- Born: 30 October 1878 Munich, Kingdom of Prussia, German Empire
- Died: 7 June 1954 (aged 75) Munich, West Germany
- Occupations: Gallery owner Art dealer Philatelist

= Friedrich Heinrich Zinckgraf =

German gallery owner, art dealer and philatelist

Friedrich Heinrich Zinckgraf (30 October 1878 – 7 June 1954) was a German gallery owner, art dealer and philatelist from Munich involved in the Aryanisation of the Jewish-owned Heinemann Gallery and in selling Nazi-looted art, notably for Hitler's planned Linz museum. After World War II he was a supporter of the philatelistic department of the Munich City Library.

In the 1930s he worked as a clerk at the Gallery Heinemann at the Lenbachplatz in Munich. In 1939 he acquired the gallery through Aryanization after the Jewish owner Mrs. Franziska Heinemann had been imprisoned for some weeks by the Nazis. Mrs Heinemann was able to leave the prison and the country after signing over the gallery to Zinckgraf. She moved to New York and died in November 1940.

The Munich Stamp Society endowed a medal in his honour and named it after him. It is awarded each year to engaged young collectors.

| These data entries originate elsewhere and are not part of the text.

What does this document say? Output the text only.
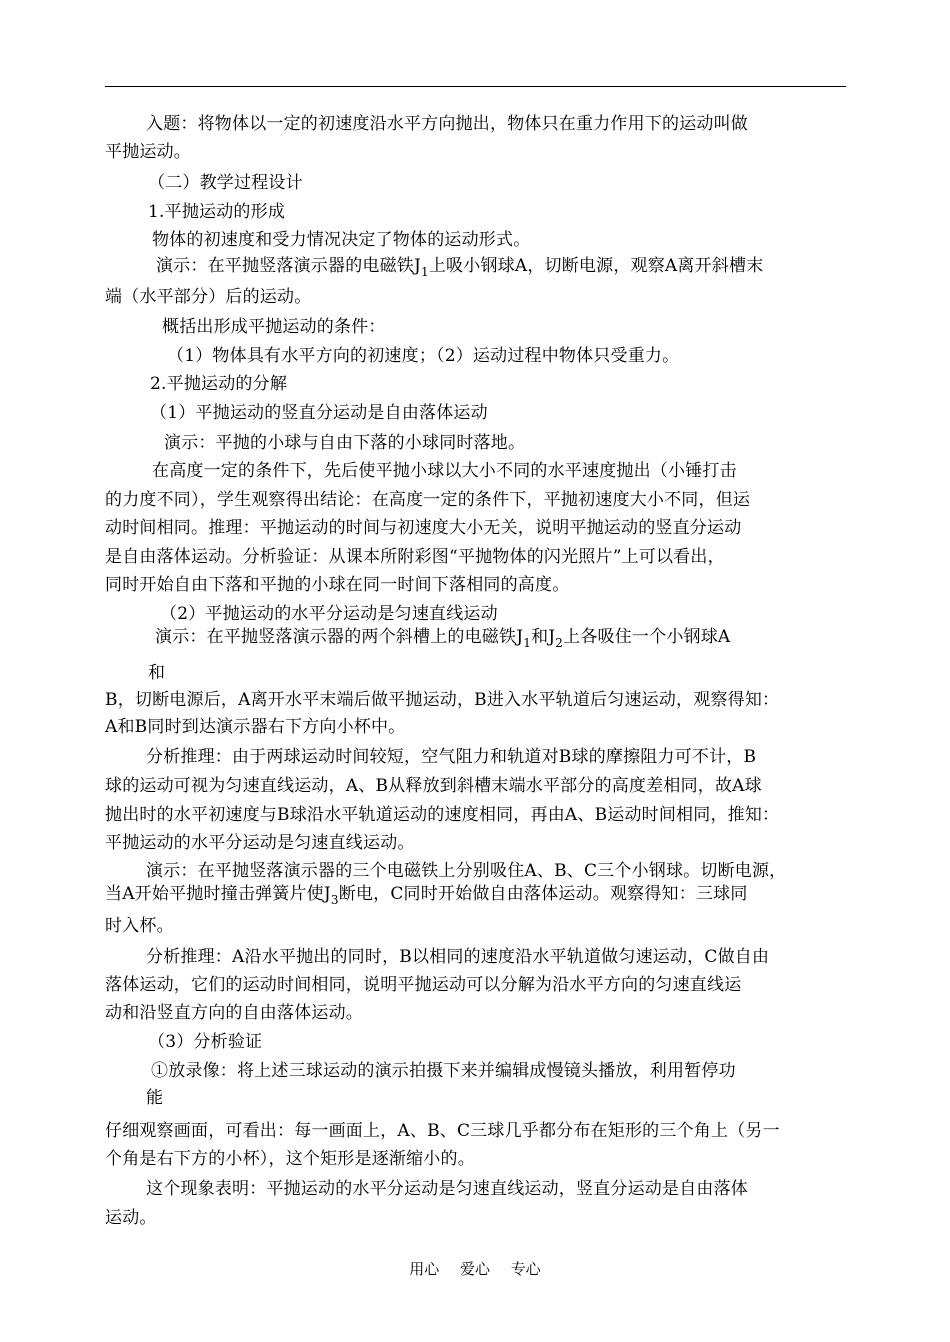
入题：将物体以一定的初速度沿水平方向抛出，物体只在重力作用下的运动叫做
平抛运动。
（二）教学过程设计
1.平抛运动的形成
物体的初速度和受力情况决定了物体的运动形式。
演示：在平抛竖落演示器的电磁铁$J_1$上吸小钢球A，切断电源，观察A离开斜槽末
端（水平部分）后的运动。
概括出形成平抛运动的条件：
（1）物体具有水平方向的初速度；（2）运动过程中物体只受重力。
2.平抛运动的分解
（1）平抛运动的竖直分运动是自由落体运动
演示：平抛的小球与自由下落的小球同时落地。
在高度一定的条件下，先后使平抛小球以大小不同的水平速度抛出（小锤打击
的力度不同），学生观察得出结论：在高度一定的条件下，平抛初速度大小不同，但运
动时间相同。推理：平抛运动的时间与初速度大小无关，说明平抛运动的竖直分运动
是自由落体运动。分析验证：从课本所附彩图“平抛物体的闪光照片”上可以看出，
同时开始自由下落和平抛的小球在同一时间下落相同的高度。
（2）平抛运动的水平分运动是匀速直线运动
演示：在平抛竖落演示器的两个斜槽上的电磁铁$J_1$和$J_2$上各吸住一个小钢球A
和
B，切断电源后，A离开水平末端后做平抛运动，B进入水平轨道后匀速运动，观察得知：
A和B同时到达演示器右下方向小杯中。
分析推理：由于两球运动时间较短，空气阻力和轨道对B球的摩擦阻力可不计，B
球的运动可视为匀速直线运动，A、B从释放到斜槽末端水平部分的高度差相同，故A球
抛出时的水平初速度与B球沿水平轨道运动的速度相同，再由A、B运动时间相同，推知：
平抛运动的水平分运动是匀速直线运动。
演示：在平抛竖落演示器的三个电磁铁上分别吸住A、B、C三个小钢球。切断电源，
当A开始平抛时撞击弹簧片使$J_3$断电，C同时开始做自由落体运动。观察得知：三球同
时入杯。
分析推理：A沿水平抛出的同时，B以相同的速度沿水平轨道做匀速运动，C做自由
落体运动，它们的运动时间相同，说明平抛运动可以分解为沿水平方向的匀速直线运
动和沿竖直方向的自由落体运动。
（3）分析验证
①放录像：将上述三球运动的演示拍摄下来并编辑成慢镜头播放，利用暂停功
能
仔细观察画面，可看出：每一画面上，A、B、C三球几乎都分布在矩形的三个角上（另一
个角是右下方的小杯），这个矩形是逐渐缩小的。
这个现象表明：平抛运动的水平分运动是匀速直线运动，竖直分运动是自由落体
运动。
用心 爱心 专心
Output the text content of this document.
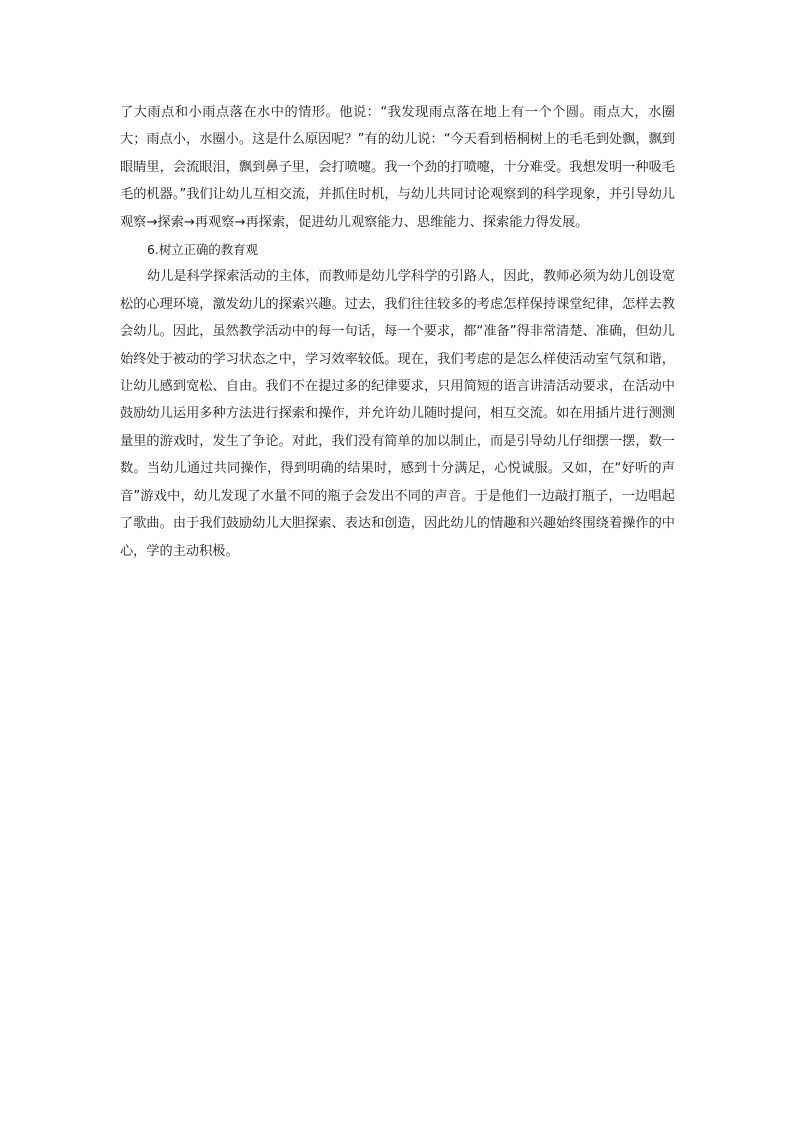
了大雨点和小雨点落在水中的情形。他说：“我发现雨点落在地上有一个个圆。雨点大，水圈大；雨点小，水圈小。这是什么原因呢？”有的幼儿说：“今天看到梧桐树上的毛毛到处飘，飘到眼睛里，会流眼泪，飘到鼻子里，会打喷嚏。我一个劲的打喷嚏，十分难受。我想发明一种吸毛毛的机器。”我们让幼儿互相交流，并抓住时机，与幼儿共同讨论观察到的科学现象，并引导幼儿观察→探索→再观察→再探索，促进幼儿观察能力、思维能力、探索能力得发展。

6.树立正确的教育观

幼儿是科学探索活动的主体，而教师是幼儿学科学的引路人，因此，教师必须为幼儿创设宽松的心理环境，激发幼儿的探索兴趣。过去，我们往往较多的考虑怎样保持课堂纪律，怎样去教会幼儿。因此，虽然教学活动中的每一句话，每一个要求，都“准备”得非常清楚、准确，但幼儿始终处于被动的学习状态之中，学习效率较低。现在，我们考虑的是怎么样使活动室气氛和谐，让幼儿感到宽松、自由。我们不在提过多的纪律要求，只用简短的语言讲清活动要求，在活动中鼓励幼儿运用多种方法进行探索和操作，并允许幼儿随时提问，相互交流。如在用插片进行测测量里的游戏时，发生了争论。对此，我们没有简单的加以制止，而是引导幼儿仔细摆一摆，数一数。当幼儿通过共同操作，得到明确的结果时，感到十分满足，心悦诚服。又如，在“好听的声音”游戏中，幼儿发现了水量不同的瓶子会发出不同的声音。于是他们一边敲打瓶子，一边唱起了歌曲。由于我们鼓励幼儿大胆探索、表达和创造，因此幼儿的情趣和兴趣始终围绕着操作的中心，学的主动积极。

Two years after his death, the city of Munich dedicated a street to him in the Großhadern quarter.

==Nazi-looted art==
In 2005 Heinrich von Zügel's ZWEI RINDER AUF DER WEIDE (Two Cows in a Meadow) which had been seized by the Nazis and sold via Zinckgraf in a forced sale, was restituted to the heirs of the Jewish art collector Alexander Lewin. Artworks from the Ullmann Collection also came into the possession of Zinkgraf. The Frankfurth Historical Museum later restituted them to the heirs of Hedwig Ullmann.